Diduga dia linglung sehingga tertabrak kereta. Penjelasan tersebut disampaikan Kapolsek Jebres, Kompol Juliana, saat diwawancarai wartawan saat pengamanan kegiatan di Pasar Gede, Solo, Kamis (17/10/2019).

“Bukan bunuh diri. Itu [ditabrak kereta] karena korban keadaan linglung,” tutur dia.

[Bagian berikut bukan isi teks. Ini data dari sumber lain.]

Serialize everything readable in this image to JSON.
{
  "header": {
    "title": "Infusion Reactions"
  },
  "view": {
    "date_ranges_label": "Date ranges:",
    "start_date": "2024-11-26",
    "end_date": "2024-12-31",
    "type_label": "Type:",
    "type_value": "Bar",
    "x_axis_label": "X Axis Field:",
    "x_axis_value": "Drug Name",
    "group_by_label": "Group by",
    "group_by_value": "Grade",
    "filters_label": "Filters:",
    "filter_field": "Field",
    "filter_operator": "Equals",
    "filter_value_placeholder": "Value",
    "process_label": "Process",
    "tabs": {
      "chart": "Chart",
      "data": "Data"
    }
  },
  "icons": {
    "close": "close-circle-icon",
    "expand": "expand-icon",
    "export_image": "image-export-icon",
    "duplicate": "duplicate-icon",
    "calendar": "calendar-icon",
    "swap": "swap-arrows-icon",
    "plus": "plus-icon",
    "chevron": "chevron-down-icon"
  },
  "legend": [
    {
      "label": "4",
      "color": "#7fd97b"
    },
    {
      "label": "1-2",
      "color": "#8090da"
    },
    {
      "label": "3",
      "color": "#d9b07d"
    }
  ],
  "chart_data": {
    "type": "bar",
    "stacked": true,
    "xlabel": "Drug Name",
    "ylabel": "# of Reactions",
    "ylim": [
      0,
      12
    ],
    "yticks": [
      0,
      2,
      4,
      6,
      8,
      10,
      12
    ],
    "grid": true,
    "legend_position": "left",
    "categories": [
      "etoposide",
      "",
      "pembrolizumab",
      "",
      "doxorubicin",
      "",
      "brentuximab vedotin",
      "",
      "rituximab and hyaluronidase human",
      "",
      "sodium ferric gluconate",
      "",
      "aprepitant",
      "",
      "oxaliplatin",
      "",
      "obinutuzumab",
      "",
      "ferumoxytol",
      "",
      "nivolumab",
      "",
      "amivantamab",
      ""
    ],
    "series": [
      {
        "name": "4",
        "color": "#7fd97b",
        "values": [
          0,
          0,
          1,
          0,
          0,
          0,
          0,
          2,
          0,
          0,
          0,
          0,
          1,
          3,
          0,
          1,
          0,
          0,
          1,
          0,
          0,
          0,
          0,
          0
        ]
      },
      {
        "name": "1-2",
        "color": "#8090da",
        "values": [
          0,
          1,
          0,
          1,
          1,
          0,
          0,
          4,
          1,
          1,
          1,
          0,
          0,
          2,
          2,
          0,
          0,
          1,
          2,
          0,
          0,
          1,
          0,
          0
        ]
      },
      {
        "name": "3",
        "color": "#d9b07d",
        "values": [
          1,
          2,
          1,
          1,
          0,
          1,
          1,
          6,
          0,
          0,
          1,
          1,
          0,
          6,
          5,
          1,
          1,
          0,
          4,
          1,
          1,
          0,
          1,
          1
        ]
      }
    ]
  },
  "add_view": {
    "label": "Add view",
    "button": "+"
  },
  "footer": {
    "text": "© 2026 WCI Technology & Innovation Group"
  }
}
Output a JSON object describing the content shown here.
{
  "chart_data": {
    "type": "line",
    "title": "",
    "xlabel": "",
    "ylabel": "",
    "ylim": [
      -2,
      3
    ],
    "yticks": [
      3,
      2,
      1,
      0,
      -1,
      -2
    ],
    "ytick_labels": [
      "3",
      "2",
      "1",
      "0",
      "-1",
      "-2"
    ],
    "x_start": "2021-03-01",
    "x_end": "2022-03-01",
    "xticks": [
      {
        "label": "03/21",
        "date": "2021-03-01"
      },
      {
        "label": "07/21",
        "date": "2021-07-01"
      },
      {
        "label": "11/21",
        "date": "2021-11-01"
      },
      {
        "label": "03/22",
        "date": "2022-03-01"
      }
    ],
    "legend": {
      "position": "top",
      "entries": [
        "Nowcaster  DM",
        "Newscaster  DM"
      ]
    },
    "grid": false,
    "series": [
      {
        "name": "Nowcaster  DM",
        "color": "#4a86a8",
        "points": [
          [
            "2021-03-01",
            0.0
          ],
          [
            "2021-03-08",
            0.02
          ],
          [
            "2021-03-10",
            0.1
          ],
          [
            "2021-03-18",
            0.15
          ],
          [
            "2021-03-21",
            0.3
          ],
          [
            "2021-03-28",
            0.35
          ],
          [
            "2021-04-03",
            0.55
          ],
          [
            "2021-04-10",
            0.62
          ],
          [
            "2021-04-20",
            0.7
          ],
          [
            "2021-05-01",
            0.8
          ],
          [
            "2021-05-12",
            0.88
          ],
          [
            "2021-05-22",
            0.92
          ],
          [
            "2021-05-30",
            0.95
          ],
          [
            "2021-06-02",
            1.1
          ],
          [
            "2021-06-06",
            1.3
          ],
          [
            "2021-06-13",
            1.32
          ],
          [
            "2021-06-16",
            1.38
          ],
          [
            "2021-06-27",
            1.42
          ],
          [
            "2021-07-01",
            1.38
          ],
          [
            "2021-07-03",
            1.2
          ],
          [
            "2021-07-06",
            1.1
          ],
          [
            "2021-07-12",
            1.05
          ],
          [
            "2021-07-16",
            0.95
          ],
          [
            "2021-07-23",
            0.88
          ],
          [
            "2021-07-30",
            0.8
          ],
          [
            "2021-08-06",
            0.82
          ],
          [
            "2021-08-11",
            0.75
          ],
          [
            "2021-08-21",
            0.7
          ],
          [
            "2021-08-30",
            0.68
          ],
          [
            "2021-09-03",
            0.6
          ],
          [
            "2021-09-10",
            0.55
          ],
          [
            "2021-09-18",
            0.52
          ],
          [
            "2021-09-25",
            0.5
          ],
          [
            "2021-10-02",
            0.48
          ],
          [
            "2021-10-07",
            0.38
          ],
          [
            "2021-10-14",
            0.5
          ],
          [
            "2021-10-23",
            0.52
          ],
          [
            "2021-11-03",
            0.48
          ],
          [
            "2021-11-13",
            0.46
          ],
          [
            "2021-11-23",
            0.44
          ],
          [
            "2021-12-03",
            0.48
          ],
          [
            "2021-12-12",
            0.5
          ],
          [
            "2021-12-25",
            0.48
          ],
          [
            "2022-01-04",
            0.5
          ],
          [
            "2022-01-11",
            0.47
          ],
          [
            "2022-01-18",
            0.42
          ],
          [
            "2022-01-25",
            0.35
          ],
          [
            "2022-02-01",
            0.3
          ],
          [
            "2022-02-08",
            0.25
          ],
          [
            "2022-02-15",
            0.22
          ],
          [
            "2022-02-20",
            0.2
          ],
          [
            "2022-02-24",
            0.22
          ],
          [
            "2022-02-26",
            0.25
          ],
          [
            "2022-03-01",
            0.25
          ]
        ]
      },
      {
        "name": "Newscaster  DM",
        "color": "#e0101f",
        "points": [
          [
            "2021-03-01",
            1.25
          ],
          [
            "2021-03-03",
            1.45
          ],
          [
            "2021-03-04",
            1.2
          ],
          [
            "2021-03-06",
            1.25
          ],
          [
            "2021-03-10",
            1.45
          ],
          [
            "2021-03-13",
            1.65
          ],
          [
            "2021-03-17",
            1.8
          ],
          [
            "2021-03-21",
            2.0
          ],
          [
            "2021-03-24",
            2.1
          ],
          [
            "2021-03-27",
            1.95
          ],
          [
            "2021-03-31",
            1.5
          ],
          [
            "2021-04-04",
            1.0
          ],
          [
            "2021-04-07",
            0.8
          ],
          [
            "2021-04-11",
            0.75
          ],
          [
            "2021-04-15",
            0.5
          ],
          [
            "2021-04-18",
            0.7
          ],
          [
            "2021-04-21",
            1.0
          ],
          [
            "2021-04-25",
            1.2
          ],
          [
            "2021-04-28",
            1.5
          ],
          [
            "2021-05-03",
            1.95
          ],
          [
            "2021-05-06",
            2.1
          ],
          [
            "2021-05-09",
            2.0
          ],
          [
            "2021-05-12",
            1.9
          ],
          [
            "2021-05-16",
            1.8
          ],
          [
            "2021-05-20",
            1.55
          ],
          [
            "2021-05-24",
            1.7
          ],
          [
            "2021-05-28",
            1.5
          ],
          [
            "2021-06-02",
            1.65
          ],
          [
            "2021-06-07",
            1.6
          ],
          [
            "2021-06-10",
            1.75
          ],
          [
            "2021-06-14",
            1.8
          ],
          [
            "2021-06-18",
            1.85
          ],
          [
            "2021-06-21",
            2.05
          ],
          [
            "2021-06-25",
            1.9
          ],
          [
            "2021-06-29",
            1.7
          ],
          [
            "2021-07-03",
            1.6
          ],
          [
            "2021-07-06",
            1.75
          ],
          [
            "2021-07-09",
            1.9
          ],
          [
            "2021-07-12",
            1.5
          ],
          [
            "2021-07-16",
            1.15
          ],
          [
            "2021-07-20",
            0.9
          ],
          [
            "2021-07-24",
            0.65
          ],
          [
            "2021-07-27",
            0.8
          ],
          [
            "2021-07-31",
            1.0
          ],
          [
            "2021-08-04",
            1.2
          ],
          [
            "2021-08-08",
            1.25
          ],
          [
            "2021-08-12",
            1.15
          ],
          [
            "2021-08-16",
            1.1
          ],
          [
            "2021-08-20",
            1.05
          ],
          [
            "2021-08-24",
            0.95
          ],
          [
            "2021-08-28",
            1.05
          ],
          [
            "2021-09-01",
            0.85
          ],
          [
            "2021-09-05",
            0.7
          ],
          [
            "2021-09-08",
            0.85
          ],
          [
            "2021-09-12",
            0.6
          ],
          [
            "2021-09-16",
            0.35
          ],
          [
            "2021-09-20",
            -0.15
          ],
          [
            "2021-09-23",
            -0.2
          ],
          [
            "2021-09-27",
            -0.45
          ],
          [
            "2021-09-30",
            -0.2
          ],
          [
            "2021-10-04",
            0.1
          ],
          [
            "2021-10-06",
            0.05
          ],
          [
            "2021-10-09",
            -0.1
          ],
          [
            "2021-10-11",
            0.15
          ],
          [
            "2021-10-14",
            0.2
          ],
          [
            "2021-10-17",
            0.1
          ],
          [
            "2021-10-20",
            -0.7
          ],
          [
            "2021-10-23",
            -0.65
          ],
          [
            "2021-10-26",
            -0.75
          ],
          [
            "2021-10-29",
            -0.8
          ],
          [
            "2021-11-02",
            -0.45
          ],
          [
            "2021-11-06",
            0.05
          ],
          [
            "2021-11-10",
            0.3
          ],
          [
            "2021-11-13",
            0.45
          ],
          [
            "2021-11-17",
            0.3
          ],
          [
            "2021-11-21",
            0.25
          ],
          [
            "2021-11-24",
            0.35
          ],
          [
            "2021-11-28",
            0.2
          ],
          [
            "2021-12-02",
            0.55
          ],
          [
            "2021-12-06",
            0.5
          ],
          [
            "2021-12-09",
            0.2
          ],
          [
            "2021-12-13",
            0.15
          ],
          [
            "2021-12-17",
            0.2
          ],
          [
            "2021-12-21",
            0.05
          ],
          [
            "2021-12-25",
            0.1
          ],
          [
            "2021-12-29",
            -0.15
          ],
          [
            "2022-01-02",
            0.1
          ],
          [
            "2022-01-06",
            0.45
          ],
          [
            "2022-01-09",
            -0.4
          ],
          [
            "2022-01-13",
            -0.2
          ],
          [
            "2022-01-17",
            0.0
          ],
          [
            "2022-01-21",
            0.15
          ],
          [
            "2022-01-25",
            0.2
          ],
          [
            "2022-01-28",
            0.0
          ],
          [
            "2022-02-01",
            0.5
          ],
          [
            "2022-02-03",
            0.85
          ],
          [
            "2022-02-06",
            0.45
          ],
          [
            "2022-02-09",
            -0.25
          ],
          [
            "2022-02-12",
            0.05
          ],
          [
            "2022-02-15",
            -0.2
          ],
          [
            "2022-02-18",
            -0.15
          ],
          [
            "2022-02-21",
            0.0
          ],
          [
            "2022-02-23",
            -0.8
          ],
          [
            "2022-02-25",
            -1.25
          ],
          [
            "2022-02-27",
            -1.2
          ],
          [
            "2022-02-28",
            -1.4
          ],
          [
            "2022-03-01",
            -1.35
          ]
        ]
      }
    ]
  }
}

Dari pemeriksaan jasad Sarjono ditemukan secarik kertas bertuliskan nomor HP. Di kertas tersebut juga terdapat tulisan agar siapa pun yang menemukan Sarjono dapat menghubungi nomor HP keluarganya itu.

“Keluarga korban sudah ikhlas menerima kepergian korban. Jenazah sudah dimakamkan,” imbuh Juliana.

Diberitakan sebelumnya, Sarjono, 67, pria asal Kramat RT 001/RW 002, Tempursari, Sidoharjo, Wonogiri, nekat menabrakkan diri ke KA Pasundan jurusan Surabaya-Bandung yang tengah melintas di pintu perlintasan KA Ledoksari, Jebres, Solo, Selasa (15/10/2019) siang.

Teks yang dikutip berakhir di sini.